Аким тем временем, высвободив из пут чемодан, поднес его к крыльцу:
– Куда прикажете определить, Лидия Константиновна?
– Снеси наверх, Акимушка.
Не переставая усмехаться своей озорной цыганской усмешкой, Аким пошел в дом.
– Ну, здравствуй, брат! – разжал объятия дядя, и они трижды поцеловались. Лидия Константиновна, смахнув краем шали слезы, смотрела на них.
Дождь перестал.
Редкие капли срывались с навеса над крыльцом, звучно падали в лужи.
Лошадь спокойно стояла поодаль, пожевывая удила.
– Ну, брат, – качнул осанистой головой Антон Петрович, – ты просто этакой Чайльд Гарольд или Багратион! Эка! Усы-то, а – усы! Красив, красив. Ничего не скажешь.
– Да полноте, дядюшка, – отмахнулся Роман. – Как хорошо, что вы здесь. И тетушка. И вообще, – он оглянулся по сторонам, – как все мило.
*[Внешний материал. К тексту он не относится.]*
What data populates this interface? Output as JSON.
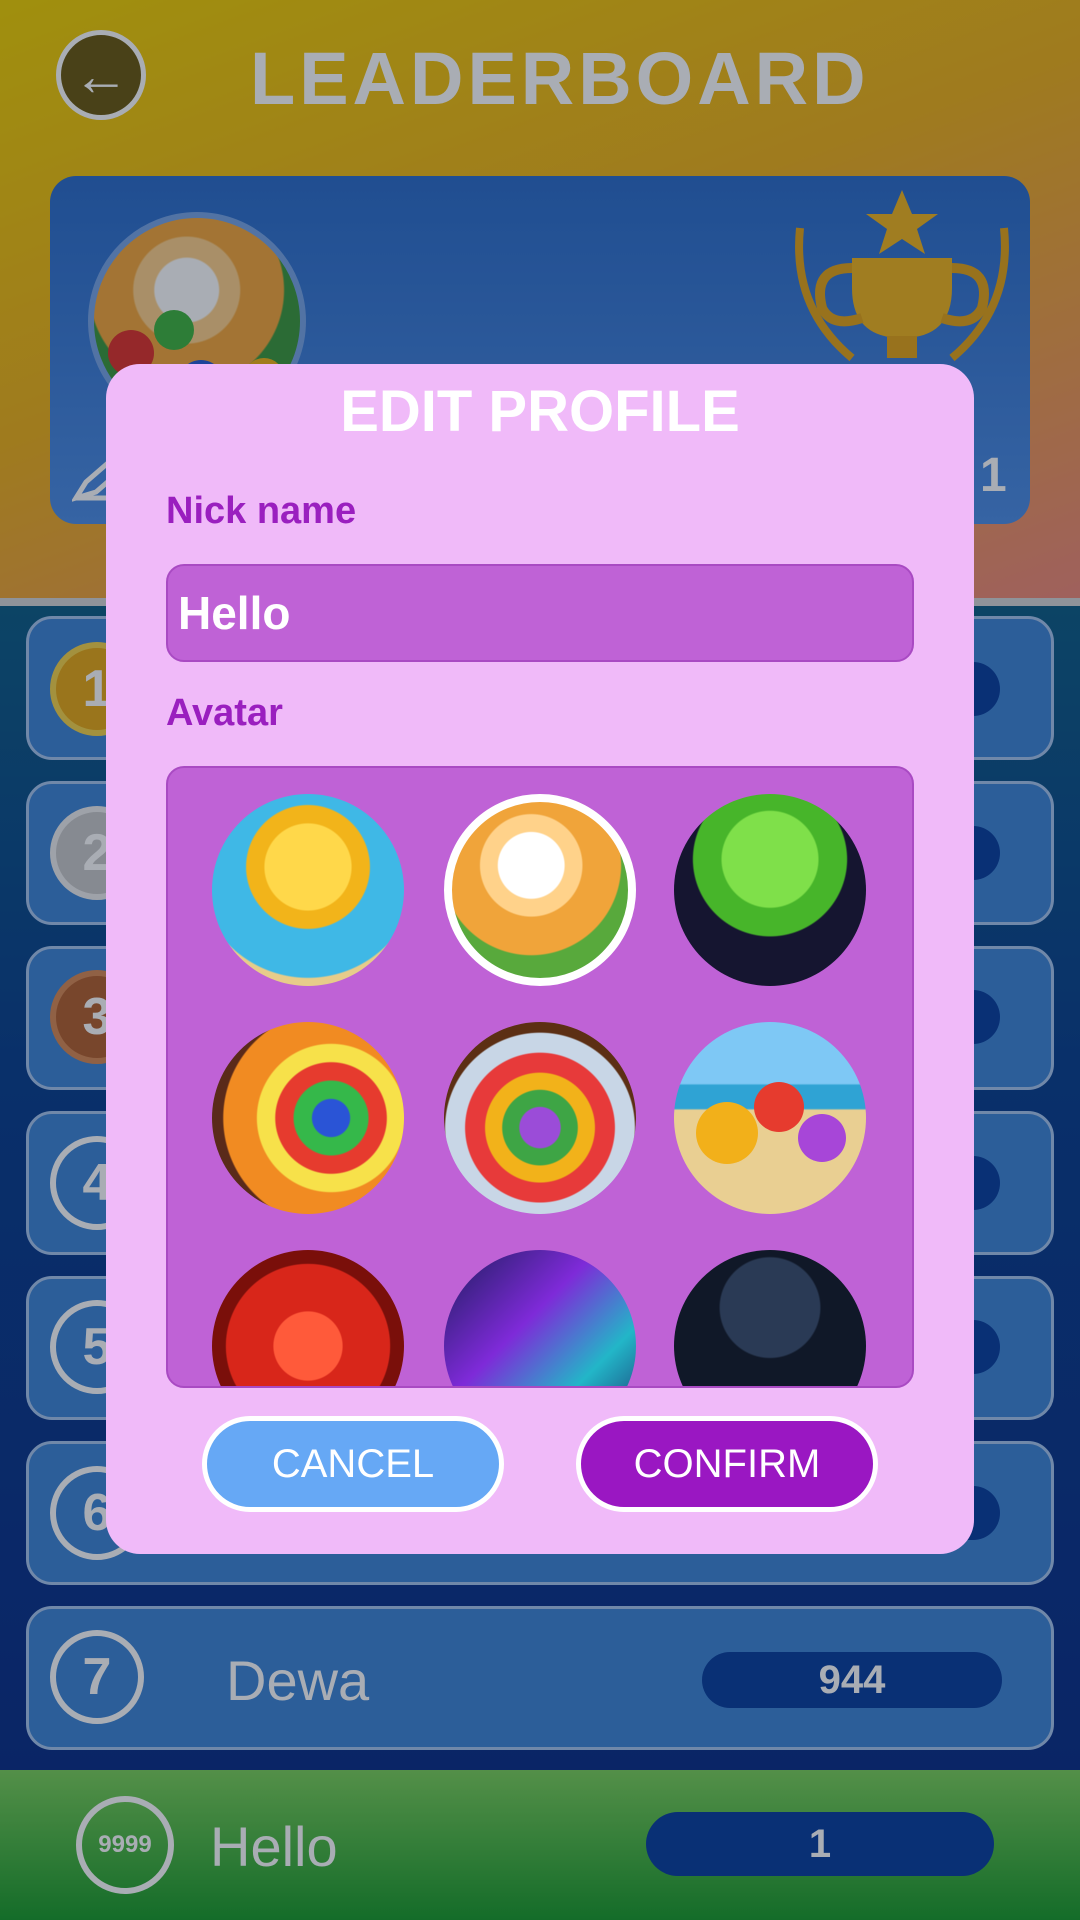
{
  "header": {
    "title": "LEADERBOARD",
    "back_glyph": "←"
  },
  "hero": {
    "rank": "1"
  },
  "rows": [
    {
      "rank": "1",
      "name": "",
      "score": ""
    },
    {
      "rank": "2",
      "name": "",
      "score": ""
    },
    {
      "rank": "3",
      "name": "",
      "score": ""
    },
    {
      "rank": "4",
      "name": "",
      "score": ""
    },
    {
      "rank": "5",
      "name": "",
      "score": ""
    },
    {
      "rank": "6",
      "name": "",
      "score": ""
    },
    {
      "rank": "7",
      "name": "Dewa",
      "score": "944"
    }
  ],
  "me": {
    "rank": "9999",
    "name": "Hello",
    "score": "1"
  },
  "dialog": {
    "title": "EDIT PROFILE",
    "nick_label": "Nick name",
    "nick_value": "Hello",
    "avatar_label": "Avatar",
    "avatars": [
      "duck-avatar",
      "kitten-avatar",
      "alien-avatar",
      "soccer-ball-avatar",
      "candy-jar-avatar",
      "beach-balls-avatar",
      "dog-avatar",
      "neon-track-avatar",
      "hooded-player-avatar"
    ],
    "selected_avatar": "kitten-avatar",
    "cancel_label": "CANCEL",
    "confirm_label": "CONFIRM"
  },
  "colors": {
    "dialog_bg": "#f0baf9",
    "panel": "#bf62d6",
    "accent": "#9a17c2",
    "cancel": "#66a8f5",
    "score_pill": "#0a3f9e"
  }
}
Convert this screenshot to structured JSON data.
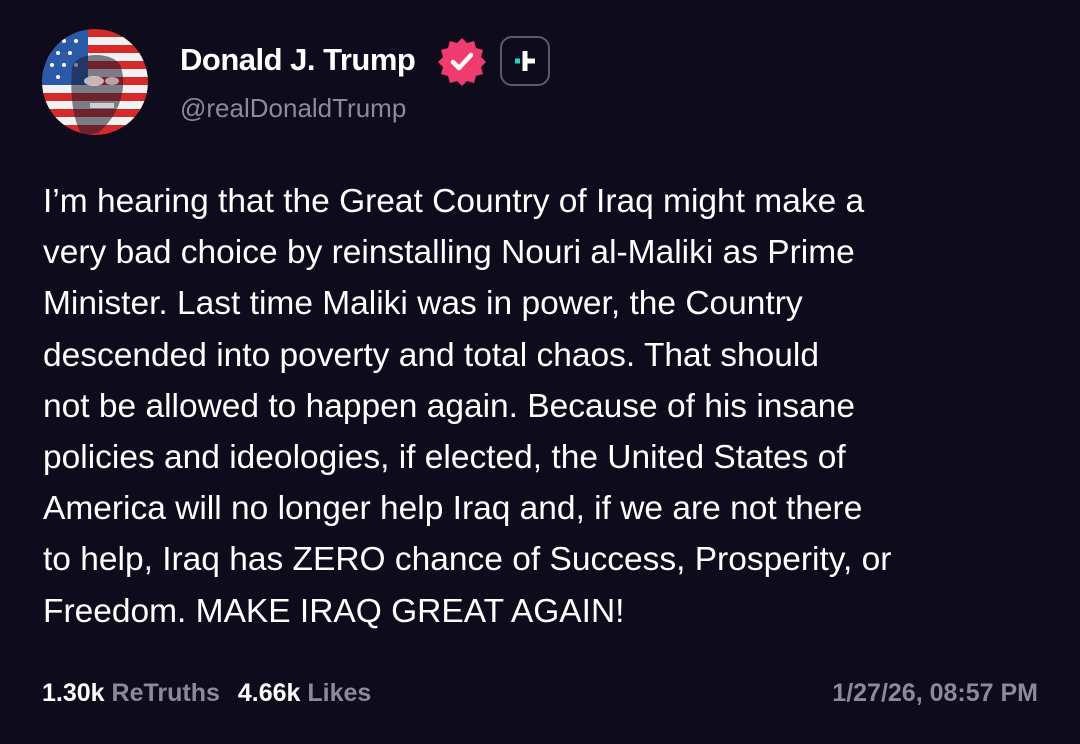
{
  "post": {
    "author": {
      "display_name": "Donald J. Trump",
      "handle": "@realDonaldTrump",
      "verified": true,
      "avatar_icon": "flag-portrait-avatar",
      "verified_icon": "verified-badge-icon",
      "follow_icon": "plus-icon"
    },
    "body": "I’m hearing that the Great Country of Iraq might make a\nvery bad choice by reinstalling Nouri al-Maliki as Prime\nMinister. Last time Maliki was in power, the Country\ndescended into poverty and total chaos. That should\nnot be allowed to happen again. Because of his insane\npolicies and ideologies, if elected, the United States of\nAmerica will no longer help Iraq and, if we are not there\nto help, Iraq has ZERO chance of Success, Prosperity, or\nFreedom. MAKE IRAQ GREAT AGAIN!",
    "stats": {
      "retruths_count": "1.30k",
      "retruths_label": "ReTruths",
      "likes_count": "4.66k",
      "likes_label": "Likes"
    },
    "timestamp": "1/27/26, 08:57 PM"
  },
  "colors": {
    "background": "#0e0b1d",
    "text_primary": "#ffffff",
    "text_secondary": "#8b8a97",
    "verified_badge": "#ef3b6d",
    "follow_accent": "#1fd8c4"
  }
}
– Да, брат Рома, мы теперь здесь всерьез и надолго. Как Робинзон с Пятницей.
– Значит, я – Пятница? – засмеялась Лидия Константиновна, кутаясь в шаль. – Хорошо, что не Баба-Яга!
– Ты, Лидочка, царица Савская, леди Годива, Жанна д’Арк нашего живописного захолустья! – зарокотал Антон Петрович, обнимая сразу Романа и Лидию Константиновну.
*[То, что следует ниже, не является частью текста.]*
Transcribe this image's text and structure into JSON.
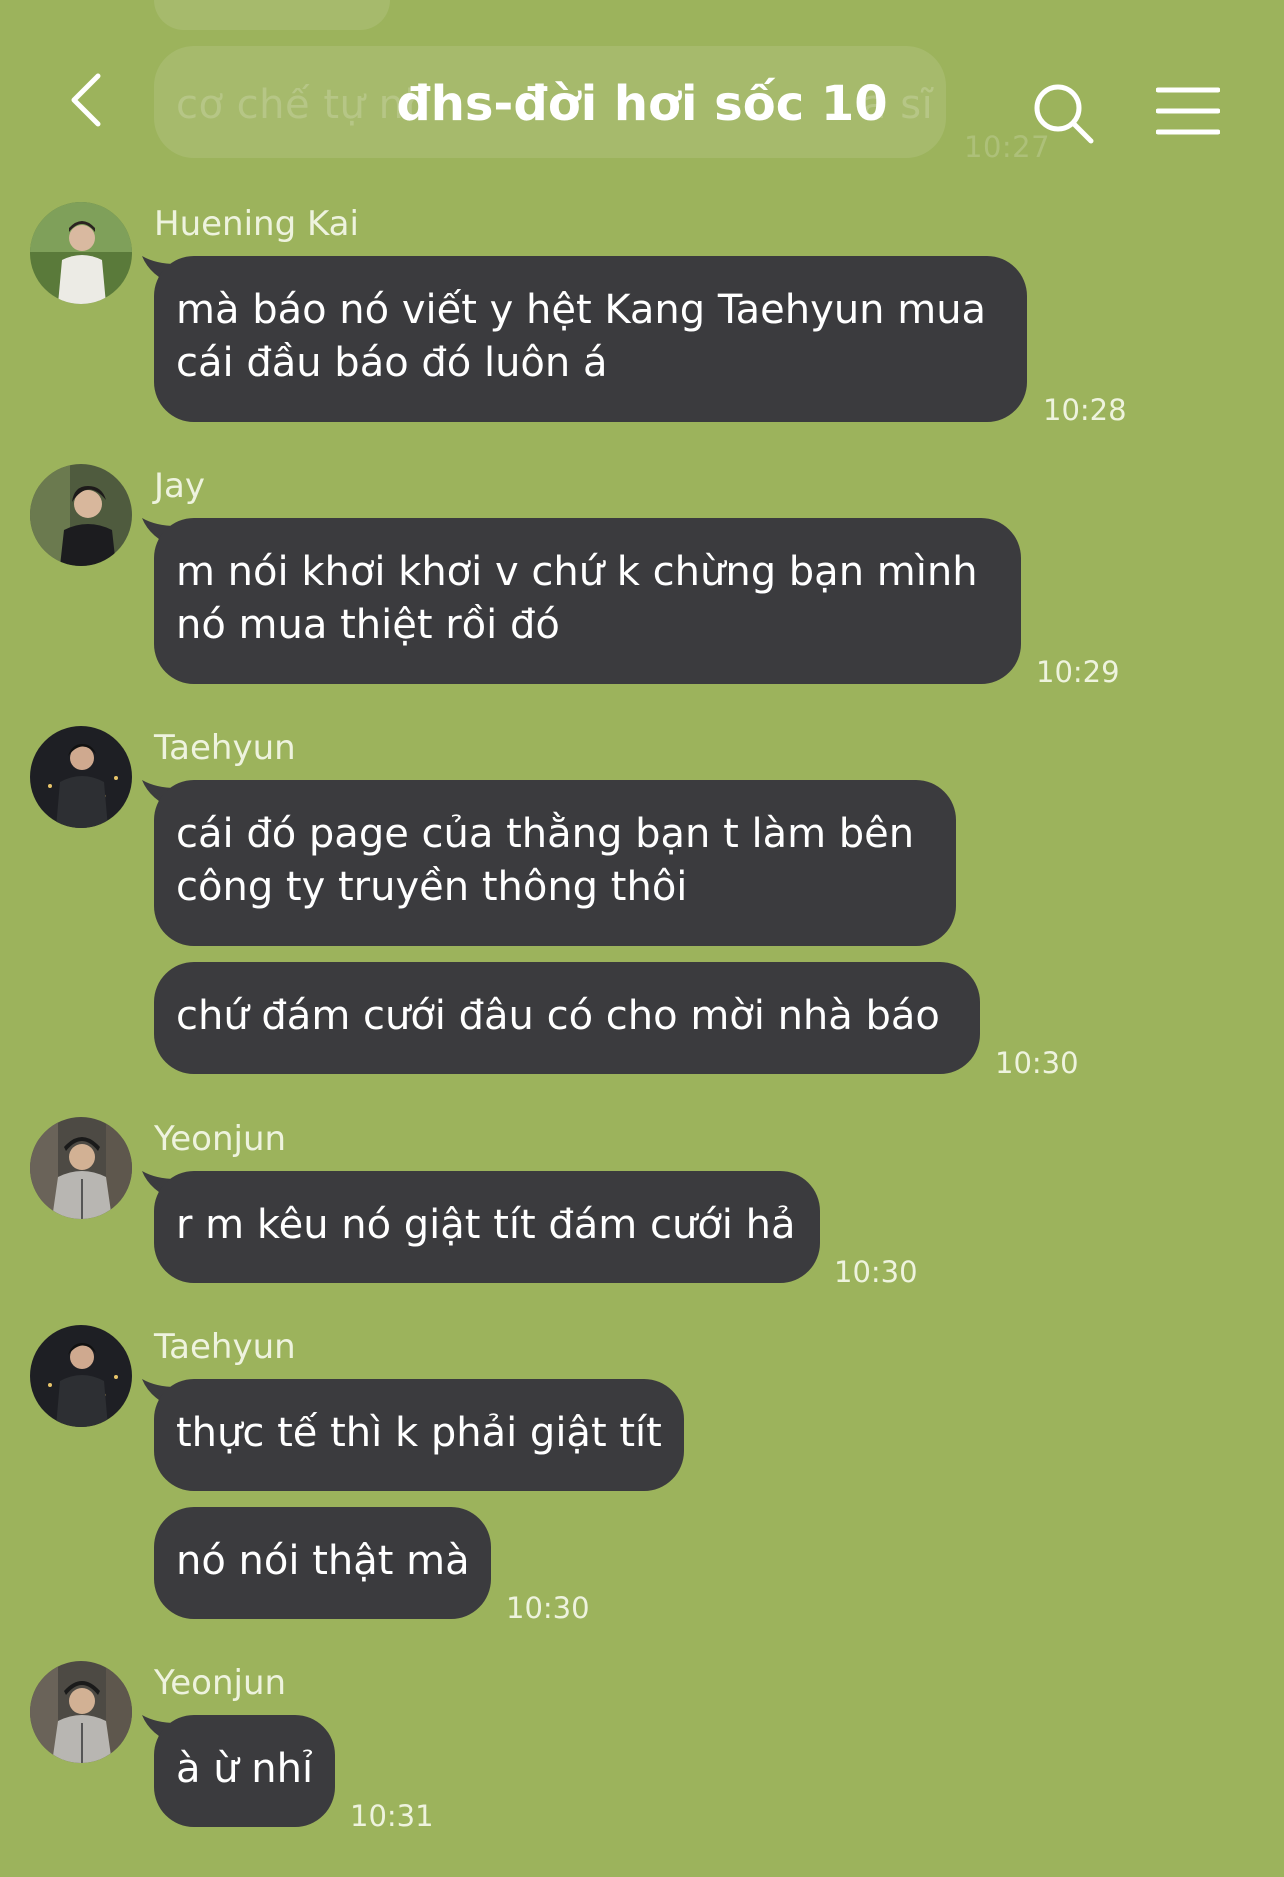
{
  "header": {
    "title": "đhs-đời hơi sốc 10"
  },
  "ghost": {
    "text": "cơ chế tự nh",
    "text_right": "a sĩ",
    "time": "10:27"
  },
  "messages": [
    {
      "sender": "Huening Kai",
      "lines": [
        "mà báo nó viết y hệt Kang Taehyun mua",
        "cái đầu báo đó luôn á"
      ],
      "time": "10:28"
    },
    {
      "sender": "Jay",
      "lines": [
        "m nói khơi khơi v chứ k chừng bạn mình",
        "nó mua thiệt rồi đó"
      ],
      "time": "10:29"
    },
    {
      "sender": "Taehyun",
      "lines": [
        "cái đó page của thằng bạn t làm bên",
        "công ty truyền thông thôi"
      ]
    },
    {
      "lines": [
        "chứ đám cưới đâu có cho mời nhà báo"
      ],
      "time": "10:30"
    },
    {
      "sender": "Yeonjun",
      "lines": [
        "r m kêu nó giật tít đám cưới hả"
      ],
      "time": "10:30"
    },
    {
      "sender": "Taehyun",
      "lines": [
        "thực tế thì k phải giật tít"
      ]
    },
    {
      "lines": [
        "nó nói thật mà"
      ],
      "time": "10:30"
    },
    {
      "sender": "Yeonjun",
      "lines": [
        "à ừ nhỉ"
      ],
      "time": "10:31"
    }
  ],
  "colors": {
    "background": "#9cb35c",
    "bubble": "#3b3b3e",
    "text": "#ffffff"
  },
  "icons": {
    "back": "chevron-left-icon",
    "search": "search-icon",
    "menu": "hamburger-menu-icon"
  }
}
– Медведь, медведь! – отмахнулась тетушка. – Ну, пойдем в дом, что же мы на крыльце…
– В шатер, в шатер, сын Тамерлана! В шатер, дитя Атиллы! Где яства ждут и одалиски пляшут! – гремел Антон Петрович, простирая руку к двери.
Они прошли в дом.
Это было обширное двухэтажное строение с двумя большими террасами, бесконечными комнатами, переходящими одна в другую, биллиардной, гостиной с роялем и картинами, с тремя облепленными изразцами печками, мезонином, украшающим крышу наподобие сторожевой башенки.
На внешний взгляд дом мог показаться совершенством: окруженный кустами сирени, он был покрашен в голубой цвет, козырек крыльца подпирался двумя деревянными колоннами, водостоки сверкали новой жестью, крыша являла собой образец кровельного искусства, блестящий стеклом мезонин был украшен башенкой с резным петухом.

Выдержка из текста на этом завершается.